The most famous conquest of Alfie was Joan Collins, in pre-Dynasty seventies phase of taking any job she could get to keep her head above water, which may make you more sympathetic towards her in this as the posh bird our antihero beds as much for her pleasure as his own; she has a few words of wisdom too. Her most notorious effort as far as singing went was on the 1983 single she released with The Royal Philharmonic Orchestra as a tribute to John Lennon, that's right, her cut glass vocals spoke (rather than sang) the late Beatle's Imagine over a cringemaking over the top backing, heavy on the violins. Her performance of The Boys in the Backroom on Dynasty is notable too.

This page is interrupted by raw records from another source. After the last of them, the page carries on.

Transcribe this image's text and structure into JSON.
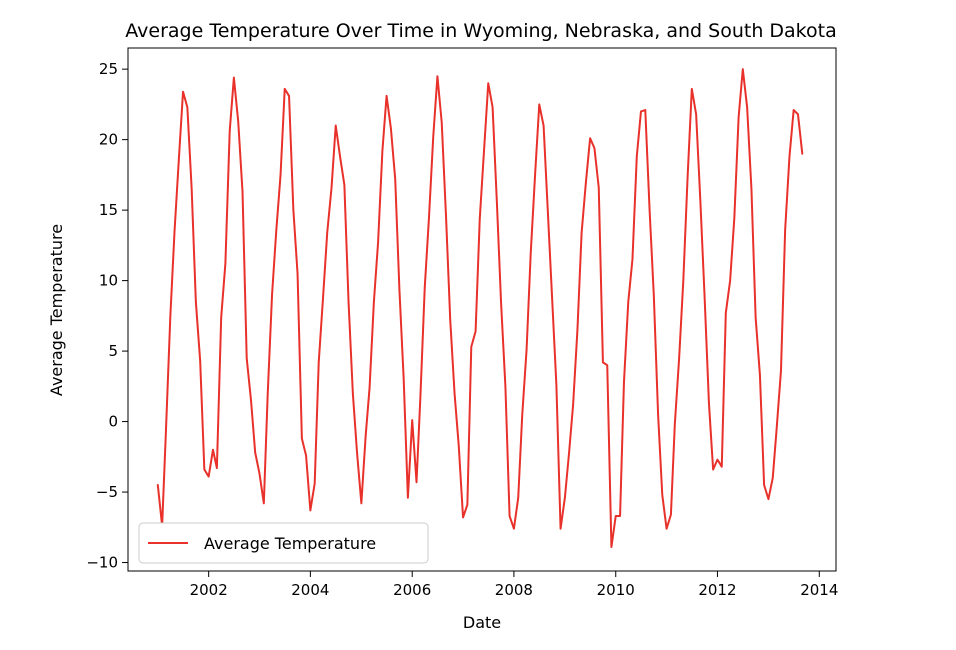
{
  "chart_data": {
    "type": "line",
    "title": "Average Temperature Over Time in Wyoming, Nebraska, and South Dakota",
    "xlabel": "Date",
    "ylabel": "Average Temperature",
    "xlim": [
      "2000-06-01",
      "2014-05-01"
    ],
    "ylim": [
      -10.6,
      26.5
    ],
    "xticks": [
      "2002",
      "2004",
      "2006",
      "2008",
      "2010",
      "2012",
      "2014"
    ],
    "yticks": [
      25,
      20,
      15,
      10,
      5,
      0,
      -5,
      -10
    ],
    "grid": false,
    "legend": {
      "position": "lower-left",
      "entries": [
        "Average Temperature"
      ]
    },
    "series": [
      {
        "name": "Average Temperature",
        "color": "#e8312a",
        "points": [
          {
            "x": "2001-01",
            "y": -4.5
          },
          {
            "x": "2001-02",
            "y": -7.4
          },
          {
            "x": "2001-03",
            "y": -0.5
          },
          {
            "x": "2001-04",
            "y": 7.5
          },
          {
            "x": "2001-05",
            "y": 13.5
          },
          {
            "x": "2001-06",
            "y": 18.6
          },
          {
            "x": "2001-07",
            "y": 23.4
          },
          {
            "x": "2001-08",
            "y": 22.3
          },
          {
            "x": "2001-09",
            "y": 16.5
          },
          {
            "x": "2001-10",
            "y": 8.5
          },
          {
            "x": "2001-11",
            "y": 4.3
          },
          {
            "x": "2001-12",
            "y": -3.4
          },
          {
            "x": "2002-01",
            "y": -3.9
          },
          {
            "x": "2002-02",
            "y": -2.0
          },
          {
            "x": "2002-03",
            "y": -3.3
          },
          {
            "x": "2002-04",
            "y": 7.4
          },
          {
            "x": "2002-05",
            "y": 11.2
          },
          {
            "x": "2002-06",
            "y": 20.6
          },
          {
            "x": "2002-07",
            "y": 24.4
          },
          {
            "x": "2002-08",
            "y": 21.3
          },
          {
            "x": "2002-09",
            "y": 16.3
          },
          {
            "x": "2002-10",
            "y": 4.5
          },
          {
            "x": "2002-11",
            "y": 1.5
          },
          {
            "x": "2002-12",
            "y": -2.2
          },
          {
            "x": "2003-01",
            "y": -3.7
          },
          {
            "x": "2003-02",
            "y": -5.8
          },
          {
            "x": "2003-03",
            "y": 2.0
          },
          {
            "x": "2003-04",
            "y": 9.0
          },
          {
            "x": "2003-05",
            "y": 13.5
          },
          {
            "x": "2003-06",
            "y": 17.5
          },
          {
            "x": "2003-07",
            "y": 23.6
          },
          {
            "x": "2003-08",
            "y": 23.1
          },
          {
            "x": "2003-09",
            "y": 15.0
          },
          {
            "x": "2003-10",
            "y": 10.5
          },
          {
            "x": "2003-11",
            "y": -1.2
          },
          {
            "x": "2003-12",
            "y": -2.4
          },
          {
            "x": "2004-01",
            "y": -6.3
          },
          {
            "x": "2004-02",
            "y": -4.4
          },
          {
            "x": "2004-03",
            "y": 4.2
          },
          {
            "x": "2004-04",
            "y": 8.8
          },
          {
            "x": "2004-05",
            "y": 13.4
          },
          {
            "x": "2004-06",
            "y": 16.6
          },
          {
            "x": "2004-07",
            "y": 21.0
          },
          {
            "x": "2004-08",
            "y": 18.8
          },
          {
            "x": "2004-09",
            "y": 16.8
          },
          {
            "x": "2004-10",
            "y": 8.5
          },
          {
            "x": "2004-11",
            "y": 2.0
          },
          {
            "x": "2004-12",
            "y": -2.2
          },
          {
            "x": "2005-01",
            "y": -5.8
          },
          {
            "x": "2005-02",
            "y": -1.0
          },
          {
            "x": "2005-03",
            "y": 2.4
          },
          {
            "x": "2005-04",
            "y": 8.5
          },
          {
            "x": "2005-05",
            "y": 12.7
          },
          {
            "x": "2005-06",
            "y": 19.2
          },
          {
            "x": "2005-07",
            "y": 23.1
          },
          {
            "x": "2005-08",
            "y": 20.8
          },
          {
            "x": "2005-09",
            "y": 17.2
          },
          {
            "x": "2005-10",
            "y": 9.4
          },
          {
            "x": "2005-11",
            "y": 3.0
          },
          {
            "x": "2005-12",
            "y": -5.4
          },
          {
            "x": "2006-01",
            "y": 0.1
          },
          {
            "x": "2006-02",
            "y": -4.3
          },
          {
            "x": "2006-03",
            "y": 1.8
          },
          {
            "x": "2006-04",
            "y": 9.5
          },
          {
            "x": "2006-05",
            "y": 14.4
          },
          {
            "x": "2006-06",
            "y": 20.2
          },
          {
            "x": "2006-07",
            "y": 24.5
          },
          {
            "x": "2006-08",
            "y": 21.2
          },
          {
            "x": "2006-09",
            "y": 14.5
          },
          {
            "x": "2006-10",
            "y": 7.2
          },
          {
            "x": "2006-11",
            "y": 2.0
          },
          {
            "x": "2006-12",
            "y": -1.7
          },
          {
            "x": "2007-01",
            "y": -6.8
          },
          {
            "x": "2007-02",
            "y": -5.9
          },
          {
            "x": "2007-03",
            "y": 5.3
          },
          {
            "x": "2007-04",
            "y": 6.4
          },
          {
            "x": "2007-05",
            "y": 14.4
          },
          {
            "x": "2007-06",
            "y": 19.3
          },
          {
            "x": "2007-07",
            "y": 24.0
          },
          {
            "x": "2007-08",
            "y": 22.3
          },
          {
            "x": "2007-09",
            "y": 15.5
          },
          {
            "x": "2007-10",
            "y": 8.4
          },
          {
            "x": "2007-11",
            "y": 2.5
          },
          {
            "x": "2007-12",
            "y": -6.7
          },
          {
            "x": "2008-01",
            "y": -7.6
          },
          {
            "x": "2008-02",
            "y": -5.4
          },
          {
            "x": "2008-03",
            "y": 0.5
          },
          {
            "x": "2008-04",
            "y": 5.1
          },
          {
            "x": "2008-05",
            "y": 12.0
          },
          {
            "x": "2008-06",
            "y": 17.5
          },
          {
            "x": "2008-07",
            "y": 22.5
          },
          {
            "x": "2008-08",
            "y": 21.0
          },
          {
            "x": "2008-09",
            "y": 14.8
          },
          {
            "x": "2008-10",
            "y": 8.8
          },
          {
            "x": "2008-11",
            "y": 2.6
          },
          {
            "x": "2008-12",
            "y": -7.6
          },
          {
            "x": "2009-01",
            "y": -5.4
          },
          {
            "x": "2009-02",
            "y": -2.1
          },
          {
            "x": "2009-03",
            "y": 1.2
          },
          {
            "x": "2009-04",
            "y": 6.5
          },
          {
            "x": "2009-05",
            "y": 13.4
          },
          {
            "x": "2009-06",
            "y": 17.0
          },
          {
            "x": "2009-07",
            "y": 20.1
          },
          {
            "x": "2009-08",
            "y": 19.4
          },
          {
            "x": "2009-09",
            "y": 16.6
          },
          {
            "x": "2009-10",
            "y": 4.2
          },
          {
            "x": "2009-11",
            "y": 4.0
          },
          {
            "x": "2009-12",
            "y": -8.9
          },
          {
            "x": "2010-01",
            "y": -6.7
          },
          {
            "x": "2010-02",
            "y": -6.7
          },
          {
            "x": "2010-03",
            "y": 2.8
          },
          {
            "x": "2010-04",
            "y": 8.5
          },
          {
            "x": "2010-05",
            "y": 11.5
          },
          {
            "x": "2010-06",
            "y": 18.8
          },
          {
            "x": "2010-07",
            "y": 22.0
          },
          {
            "x": "2010-08",
            "y": 22.1
          },
          {
            "x": "2010-09",
            "y": 15.0
          },
          {
            "x": "2010-10",
            "y": 9.0
          },
          {
            "x": "2010-11",
            "y": 0.5
          },
          {
            "x": "2010-12",
            "y": -5.2
          },
          {
            "x": "2011-01",
            "y": -7.6
          },
          {
            "x": "2011-02",
            "y": -6.6
          },
          {
            "x": "2011-03",
            "y": -0.2
          },
          {
            "x": "2011-04",
            "y": 4.5
          },
          {
            "x": "2011-05",
            "y": 10.0
          },
          {
            "x": "2011-06",
            "y": 17.4
          },
          {
            "x": "2011-07",
            "y": 23.6
          },
          {
            "x": "2011-08",
            "y": 21.8
          },
          {
            "x": "2011-09",
            "y": 15.5
          },
          {
            "x": "2011-10",
            "y": 8.8
          },
          {
            "x": "2011-11",
            "y": 1.3
          },
          {
            "x": "2011-12",
            "y": -3.4
          },
          {
            "x": "2012-01",
            "y": -2.7
          },
          {
            "x": "2012-02",
            "y": -3.2
          },
          {
            "x": "2012-03",
            "y": 7.7
          },
          {
            "x": "2012-04",
            "y": 10.0
          },
          {
            "x": "2012-05",
            "y": 14.4
          },
          {
            "x": "2012-06",
            "y": 21.6
          },
          {
            "x": "2012-07",
            "y": 25.0
          },
          {
            "x": "2012-08",
            "y": 22.3
          },
          {
            "x": "2012-09",
            "y": 16.5
          },
          {
            "x": "2012-10",
            "y": 7.4
          },
          {
            "x": "2012-11",
            "y": 3.3
          },
          {
            "x": "2012-12",
            "y": -4.5
          },
          {
            "x": "2013-01",
            "y": -5.5
          },
          {
            "x": "2013-02",
            "y": -4.0
          },
          {
            "x": "2013-03",
            "y": -0.5
          },
          {
            "x": "2013-04",
            "y": 3.6
          },
          {
            "x": "2013-05",
            "y": 13.6
          },
          {
            "x": "2013-06",
            "y": 18.8
          },
          {
            "x": "2013-07",
            "y": 22.1
          },
          {
            "x": "2013-08",
            "y": 21.8
          },
          {
            "x": "2013-09",
            "y": 19.0
          }
        ]
      }
    ]
  }
}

Sheila White was Alfie's live-in girl who oddly didn't live with him, but her vulnerable nature was supposed to show how callous he was as he reassures her then has his wicked way with her anyway. She had a dual career as a professional singer, best known in France with a light, pleasing style and songs like Olive - no, she wasn't in sitcom On the Buses, but she was in Confessions of a Window Cleaner and its sequels. Someone else was in the cast who had a singing career, but not until the eighties, for Patsy Kensit played Hannah Gordon's little daughter briefly, she would find brief fame with Eighth Wonder and big hit I'm Not Scared in 1988 before acting resumed as her concern.
In smaller roles were television presenter Jenny Hanley as a receptionist at the magazine - she didn't release any records - and Minah Bird, who plays the fiancée of Alfie's best pal Paul Copley, who does not appear to have released any either. None of these compares to Price's endeavours in music, which he may have wished he had stuck with after O Lucky Man!, but Alfie Darling does at least pickle in time a very specific set of attitudes towards women in the seventies that you could argue have not entirely been shaken off in many quarters. That it ends on a forced note of tragedy to try and one-up the original is a mistake: sticking with the humour might have been a better bet, but fans of music-related movies (Price had a couple of self-sung tunes on the soundtrack) would be captivated.